Backtesting pointed me to what should have been successful strategies, but when these configurations were put into place, the losses did not represent the results experienced on live trading.
The differences were significant. A 14 percent gain in testing could result in a 20 percent loss in actual live, automated trading.
At the end of the day, it felt like gambling at a casino, and I don’t particularly appreciate losing odds when it comes to investing.
The crypto markets have been declining, and some might say that this was a lousy year to investigate crypto trading. My position was if miniature movement trading works in a down market, it will work in a rising market. So I tested and traded.

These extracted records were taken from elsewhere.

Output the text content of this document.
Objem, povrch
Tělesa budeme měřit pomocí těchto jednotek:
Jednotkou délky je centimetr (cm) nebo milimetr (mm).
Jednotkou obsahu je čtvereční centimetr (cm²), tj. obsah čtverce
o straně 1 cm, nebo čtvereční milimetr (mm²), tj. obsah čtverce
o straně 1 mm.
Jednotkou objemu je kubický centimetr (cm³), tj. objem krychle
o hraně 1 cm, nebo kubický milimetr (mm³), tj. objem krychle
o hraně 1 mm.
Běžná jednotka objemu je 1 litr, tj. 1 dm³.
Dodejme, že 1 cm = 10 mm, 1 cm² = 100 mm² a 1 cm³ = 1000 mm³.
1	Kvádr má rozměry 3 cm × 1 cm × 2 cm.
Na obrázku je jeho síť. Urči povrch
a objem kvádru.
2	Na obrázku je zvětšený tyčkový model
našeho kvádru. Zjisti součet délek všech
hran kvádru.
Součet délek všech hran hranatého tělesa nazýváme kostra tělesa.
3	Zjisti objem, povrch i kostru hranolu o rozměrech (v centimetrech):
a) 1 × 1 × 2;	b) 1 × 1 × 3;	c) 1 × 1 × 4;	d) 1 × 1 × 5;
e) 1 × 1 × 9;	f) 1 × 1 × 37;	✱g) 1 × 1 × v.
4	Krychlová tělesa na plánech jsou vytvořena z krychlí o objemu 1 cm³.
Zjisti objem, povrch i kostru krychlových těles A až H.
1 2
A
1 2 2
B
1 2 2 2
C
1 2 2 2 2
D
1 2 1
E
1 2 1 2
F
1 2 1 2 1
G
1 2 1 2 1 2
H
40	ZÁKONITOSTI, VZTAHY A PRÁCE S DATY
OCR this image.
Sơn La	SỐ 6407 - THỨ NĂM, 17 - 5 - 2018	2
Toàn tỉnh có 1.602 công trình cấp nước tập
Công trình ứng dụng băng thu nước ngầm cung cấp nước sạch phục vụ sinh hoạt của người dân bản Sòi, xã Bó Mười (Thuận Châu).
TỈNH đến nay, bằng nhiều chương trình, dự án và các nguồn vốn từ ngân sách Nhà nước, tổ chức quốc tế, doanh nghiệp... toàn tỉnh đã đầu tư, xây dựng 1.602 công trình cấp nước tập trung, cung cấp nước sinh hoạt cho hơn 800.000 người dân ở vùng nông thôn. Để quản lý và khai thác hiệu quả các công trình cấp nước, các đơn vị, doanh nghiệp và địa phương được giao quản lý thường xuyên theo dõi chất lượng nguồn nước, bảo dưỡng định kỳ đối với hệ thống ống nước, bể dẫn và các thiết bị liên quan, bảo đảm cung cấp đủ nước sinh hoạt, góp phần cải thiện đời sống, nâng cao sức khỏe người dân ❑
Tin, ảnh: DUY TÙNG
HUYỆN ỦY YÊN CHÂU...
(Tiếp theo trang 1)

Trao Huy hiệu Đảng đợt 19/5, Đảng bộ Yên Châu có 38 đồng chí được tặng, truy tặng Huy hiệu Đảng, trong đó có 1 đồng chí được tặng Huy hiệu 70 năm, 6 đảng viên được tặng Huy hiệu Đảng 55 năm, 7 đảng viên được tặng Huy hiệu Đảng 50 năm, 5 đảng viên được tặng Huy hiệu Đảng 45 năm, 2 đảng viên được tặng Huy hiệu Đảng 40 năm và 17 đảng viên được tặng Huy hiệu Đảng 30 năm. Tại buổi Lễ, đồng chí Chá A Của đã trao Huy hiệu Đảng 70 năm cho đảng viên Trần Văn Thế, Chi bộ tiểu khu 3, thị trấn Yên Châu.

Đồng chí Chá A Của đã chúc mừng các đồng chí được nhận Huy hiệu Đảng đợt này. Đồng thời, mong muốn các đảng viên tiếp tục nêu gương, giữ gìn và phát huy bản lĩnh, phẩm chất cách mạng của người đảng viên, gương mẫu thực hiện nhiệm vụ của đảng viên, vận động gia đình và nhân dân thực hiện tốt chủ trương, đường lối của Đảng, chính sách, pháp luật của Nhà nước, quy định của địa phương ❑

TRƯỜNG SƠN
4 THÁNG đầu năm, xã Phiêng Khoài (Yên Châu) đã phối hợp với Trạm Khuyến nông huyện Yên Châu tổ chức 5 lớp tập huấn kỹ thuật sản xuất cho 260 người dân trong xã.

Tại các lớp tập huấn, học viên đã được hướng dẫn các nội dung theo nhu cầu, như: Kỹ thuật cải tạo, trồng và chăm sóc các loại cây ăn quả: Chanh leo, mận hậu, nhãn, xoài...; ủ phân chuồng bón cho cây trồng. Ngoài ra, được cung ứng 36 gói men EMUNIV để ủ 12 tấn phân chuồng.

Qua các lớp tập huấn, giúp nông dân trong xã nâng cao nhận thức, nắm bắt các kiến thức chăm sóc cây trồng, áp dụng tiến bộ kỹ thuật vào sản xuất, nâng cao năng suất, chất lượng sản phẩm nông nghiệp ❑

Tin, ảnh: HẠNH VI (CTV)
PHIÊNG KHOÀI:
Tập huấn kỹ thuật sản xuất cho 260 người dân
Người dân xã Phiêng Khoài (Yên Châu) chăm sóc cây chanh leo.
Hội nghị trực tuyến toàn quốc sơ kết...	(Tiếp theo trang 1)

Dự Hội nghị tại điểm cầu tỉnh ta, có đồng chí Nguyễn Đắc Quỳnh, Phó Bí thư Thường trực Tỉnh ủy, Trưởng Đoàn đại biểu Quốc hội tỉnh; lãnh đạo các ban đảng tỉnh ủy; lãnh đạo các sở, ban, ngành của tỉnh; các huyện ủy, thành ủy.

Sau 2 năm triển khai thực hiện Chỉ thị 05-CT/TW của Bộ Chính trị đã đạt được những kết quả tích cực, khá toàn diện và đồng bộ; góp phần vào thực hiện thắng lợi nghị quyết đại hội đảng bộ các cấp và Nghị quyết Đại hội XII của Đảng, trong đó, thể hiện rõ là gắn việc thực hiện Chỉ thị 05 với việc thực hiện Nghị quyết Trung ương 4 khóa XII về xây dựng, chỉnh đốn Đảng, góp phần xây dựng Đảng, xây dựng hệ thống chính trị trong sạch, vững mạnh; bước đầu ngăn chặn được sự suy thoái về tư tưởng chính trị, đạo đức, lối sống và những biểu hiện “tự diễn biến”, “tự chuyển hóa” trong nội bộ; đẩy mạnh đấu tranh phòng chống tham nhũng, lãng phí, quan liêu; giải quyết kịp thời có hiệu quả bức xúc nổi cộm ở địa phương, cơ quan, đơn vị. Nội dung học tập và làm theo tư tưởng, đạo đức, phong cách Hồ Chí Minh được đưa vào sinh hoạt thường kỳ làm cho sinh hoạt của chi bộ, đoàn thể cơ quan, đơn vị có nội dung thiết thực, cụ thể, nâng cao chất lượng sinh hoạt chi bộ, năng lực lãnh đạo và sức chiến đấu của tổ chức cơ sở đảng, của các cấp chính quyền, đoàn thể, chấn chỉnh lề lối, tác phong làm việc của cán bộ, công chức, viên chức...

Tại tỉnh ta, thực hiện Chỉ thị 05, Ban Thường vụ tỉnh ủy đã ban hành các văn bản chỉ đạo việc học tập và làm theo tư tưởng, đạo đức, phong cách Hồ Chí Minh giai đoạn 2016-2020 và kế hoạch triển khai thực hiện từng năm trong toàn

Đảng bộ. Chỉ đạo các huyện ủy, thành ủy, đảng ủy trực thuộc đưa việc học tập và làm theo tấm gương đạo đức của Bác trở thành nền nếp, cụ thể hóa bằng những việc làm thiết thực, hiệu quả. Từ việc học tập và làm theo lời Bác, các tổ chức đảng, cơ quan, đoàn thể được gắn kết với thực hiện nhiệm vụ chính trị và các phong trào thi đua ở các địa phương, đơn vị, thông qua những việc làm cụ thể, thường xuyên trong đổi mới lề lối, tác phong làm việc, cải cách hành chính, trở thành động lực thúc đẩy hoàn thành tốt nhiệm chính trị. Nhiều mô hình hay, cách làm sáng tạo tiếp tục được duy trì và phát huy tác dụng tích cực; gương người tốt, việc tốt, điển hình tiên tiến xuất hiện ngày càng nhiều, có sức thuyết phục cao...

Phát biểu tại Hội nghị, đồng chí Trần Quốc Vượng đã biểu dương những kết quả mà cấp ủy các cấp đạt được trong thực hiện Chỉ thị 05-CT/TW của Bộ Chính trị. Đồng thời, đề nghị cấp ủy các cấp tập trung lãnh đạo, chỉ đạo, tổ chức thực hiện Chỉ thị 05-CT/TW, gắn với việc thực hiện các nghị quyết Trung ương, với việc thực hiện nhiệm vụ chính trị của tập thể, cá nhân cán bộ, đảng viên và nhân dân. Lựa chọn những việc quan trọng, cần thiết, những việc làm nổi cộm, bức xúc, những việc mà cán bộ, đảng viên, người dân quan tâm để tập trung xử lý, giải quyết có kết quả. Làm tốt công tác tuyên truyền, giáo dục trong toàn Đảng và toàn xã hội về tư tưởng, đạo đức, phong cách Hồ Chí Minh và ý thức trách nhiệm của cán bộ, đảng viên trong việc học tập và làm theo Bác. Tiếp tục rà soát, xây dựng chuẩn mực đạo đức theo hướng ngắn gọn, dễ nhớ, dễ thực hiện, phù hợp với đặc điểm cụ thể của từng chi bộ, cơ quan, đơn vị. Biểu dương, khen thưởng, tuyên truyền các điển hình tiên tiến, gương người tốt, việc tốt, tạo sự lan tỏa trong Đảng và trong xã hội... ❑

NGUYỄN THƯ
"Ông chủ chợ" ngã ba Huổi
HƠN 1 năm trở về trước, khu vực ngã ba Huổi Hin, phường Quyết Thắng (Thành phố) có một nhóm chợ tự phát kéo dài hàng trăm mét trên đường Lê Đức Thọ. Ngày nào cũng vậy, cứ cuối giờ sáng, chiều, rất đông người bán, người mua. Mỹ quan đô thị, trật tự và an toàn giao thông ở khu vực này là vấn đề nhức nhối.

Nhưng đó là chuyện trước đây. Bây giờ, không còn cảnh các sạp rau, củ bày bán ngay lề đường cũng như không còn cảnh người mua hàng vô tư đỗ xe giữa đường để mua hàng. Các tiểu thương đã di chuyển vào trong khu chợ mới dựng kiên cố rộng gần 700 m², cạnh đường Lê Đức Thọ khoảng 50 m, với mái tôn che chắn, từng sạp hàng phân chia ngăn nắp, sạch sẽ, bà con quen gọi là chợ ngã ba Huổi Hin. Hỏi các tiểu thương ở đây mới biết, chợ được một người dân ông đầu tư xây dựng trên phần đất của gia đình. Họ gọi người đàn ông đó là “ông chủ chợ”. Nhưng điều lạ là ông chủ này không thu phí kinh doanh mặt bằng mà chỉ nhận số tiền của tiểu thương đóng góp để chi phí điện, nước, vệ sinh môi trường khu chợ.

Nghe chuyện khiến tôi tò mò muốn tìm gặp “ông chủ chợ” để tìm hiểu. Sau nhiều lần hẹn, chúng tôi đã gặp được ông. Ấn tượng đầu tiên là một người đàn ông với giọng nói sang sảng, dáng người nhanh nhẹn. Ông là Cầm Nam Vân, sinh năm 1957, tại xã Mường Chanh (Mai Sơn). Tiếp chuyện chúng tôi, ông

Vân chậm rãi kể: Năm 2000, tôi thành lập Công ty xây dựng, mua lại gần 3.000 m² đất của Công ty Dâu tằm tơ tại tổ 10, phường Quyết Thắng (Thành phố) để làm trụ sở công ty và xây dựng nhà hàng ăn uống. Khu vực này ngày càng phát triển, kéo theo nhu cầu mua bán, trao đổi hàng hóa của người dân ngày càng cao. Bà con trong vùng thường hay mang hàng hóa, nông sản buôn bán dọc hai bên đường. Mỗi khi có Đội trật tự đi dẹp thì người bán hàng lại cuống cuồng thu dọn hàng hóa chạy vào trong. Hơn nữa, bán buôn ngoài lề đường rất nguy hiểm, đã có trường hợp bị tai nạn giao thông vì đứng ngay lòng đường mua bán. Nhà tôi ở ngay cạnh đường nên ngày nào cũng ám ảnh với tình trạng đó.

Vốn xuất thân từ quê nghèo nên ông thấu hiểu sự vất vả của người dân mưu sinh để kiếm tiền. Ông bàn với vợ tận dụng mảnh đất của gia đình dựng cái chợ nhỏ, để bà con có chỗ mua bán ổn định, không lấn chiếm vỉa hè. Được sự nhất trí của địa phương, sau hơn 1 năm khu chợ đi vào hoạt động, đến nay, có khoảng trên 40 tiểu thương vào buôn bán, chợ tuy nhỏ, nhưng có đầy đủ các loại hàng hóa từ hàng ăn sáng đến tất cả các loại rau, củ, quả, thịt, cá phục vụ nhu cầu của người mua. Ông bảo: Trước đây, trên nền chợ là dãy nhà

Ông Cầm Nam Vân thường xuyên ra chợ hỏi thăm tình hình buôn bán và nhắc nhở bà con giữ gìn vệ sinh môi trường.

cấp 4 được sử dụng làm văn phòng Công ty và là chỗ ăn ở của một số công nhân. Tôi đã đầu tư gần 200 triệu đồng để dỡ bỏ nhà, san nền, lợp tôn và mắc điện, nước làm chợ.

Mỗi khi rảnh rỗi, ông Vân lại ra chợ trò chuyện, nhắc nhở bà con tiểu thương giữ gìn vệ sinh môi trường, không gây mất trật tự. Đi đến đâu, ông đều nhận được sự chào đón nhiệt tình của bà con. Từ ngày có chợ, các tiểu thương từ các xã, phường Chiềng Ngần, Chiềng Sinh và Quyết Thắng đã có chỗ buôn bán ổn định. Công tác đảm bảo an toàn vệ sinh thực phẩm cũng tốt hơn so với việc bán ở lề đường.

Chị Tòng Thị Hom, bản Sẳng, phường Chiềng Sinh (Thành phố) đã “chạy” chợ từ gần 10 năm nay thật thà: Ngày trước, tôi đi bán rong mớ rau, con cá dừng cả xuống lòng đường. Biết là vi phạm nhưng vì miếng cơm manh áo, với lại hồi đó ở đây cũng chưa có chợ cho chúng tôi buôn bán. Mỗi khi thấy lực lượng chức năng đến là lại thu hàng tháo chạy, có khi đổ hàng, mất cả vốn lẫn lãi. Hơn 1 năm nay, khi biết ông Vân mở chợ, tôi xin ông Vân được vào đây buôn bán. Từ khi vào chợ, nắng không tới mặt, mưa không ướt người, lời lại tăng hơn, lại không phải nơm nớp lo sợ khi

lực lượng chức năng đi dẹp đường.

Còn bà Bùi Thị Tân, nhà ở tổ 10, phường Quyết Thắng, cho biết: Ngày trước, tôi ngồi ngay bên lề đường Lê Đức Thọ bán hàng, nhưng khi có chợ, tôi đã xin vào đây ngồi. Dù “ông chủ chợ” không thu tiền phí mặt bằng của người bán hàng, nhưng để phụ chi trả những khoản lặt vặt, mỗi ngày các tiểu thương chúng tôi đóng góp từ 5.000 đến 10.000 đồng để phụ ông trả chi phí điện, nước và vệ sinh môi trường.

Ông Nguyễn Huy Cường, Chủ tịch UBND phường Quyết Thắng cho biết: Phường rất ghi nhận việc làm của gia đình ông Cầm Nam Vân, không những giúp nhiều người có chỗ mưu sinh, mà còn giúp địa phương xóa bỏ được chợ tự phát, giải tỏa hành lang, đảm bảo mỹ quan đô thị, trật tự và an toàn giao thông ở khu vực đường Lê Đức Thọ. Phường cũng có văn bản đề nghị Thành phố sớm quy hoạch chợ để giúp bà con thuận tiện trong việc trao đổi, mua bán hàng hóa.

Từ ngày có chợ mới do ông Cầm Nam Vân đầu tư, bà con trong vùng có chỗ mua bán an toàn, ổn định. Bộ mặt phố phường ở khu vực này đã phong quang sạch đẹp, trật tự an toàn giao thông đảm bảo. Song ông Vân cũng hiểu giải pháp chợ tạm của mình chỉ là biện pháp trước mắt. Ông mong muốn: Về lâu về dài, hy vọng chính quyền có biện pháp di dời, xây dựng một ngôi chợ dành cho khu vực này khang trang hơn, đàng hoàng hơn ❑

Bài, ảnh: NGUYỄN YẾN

The hypothesis about small movement trading is that small price movements made every hour can create small positive returns. Technically, that is absolutely true.
Buy and Hold Crypto
Given the uncertainty of the future of many traded cryptocurrencies, it made no sense for me to continue buying and holding coins. The dollar cost strategy of making small ongoing deposits can generate returns if the general trend of the investment is upwards.
A dollar-cost averaging approach with $100 per week over the last six months would result in a five percent loss.
Over the last year, you would be down more than six percent.
Over the last two years, you would have been up 70 percent.
The results show that a regular and consistent drip investment strategy over at least two years results in a positive outcome. However, starting now and dollar-cost averaging into Bitcoin or any cryptocurrency will require faith the general trend will be positive. I’ve lost faith.
Bitcoin in the last year was at a high of $67,000 and is now down to about $29,000 per coin.
Quick algorithmic rapid trading was the next option to explore if buying and holding coins were not in the cards. It didn’t work.
Maybe you can find a better secret sauce or person that can deliver on a strategy that generates a consistent positive return in up and down markets where you don’t have to invest and hold. But I’m cashed out and moving on.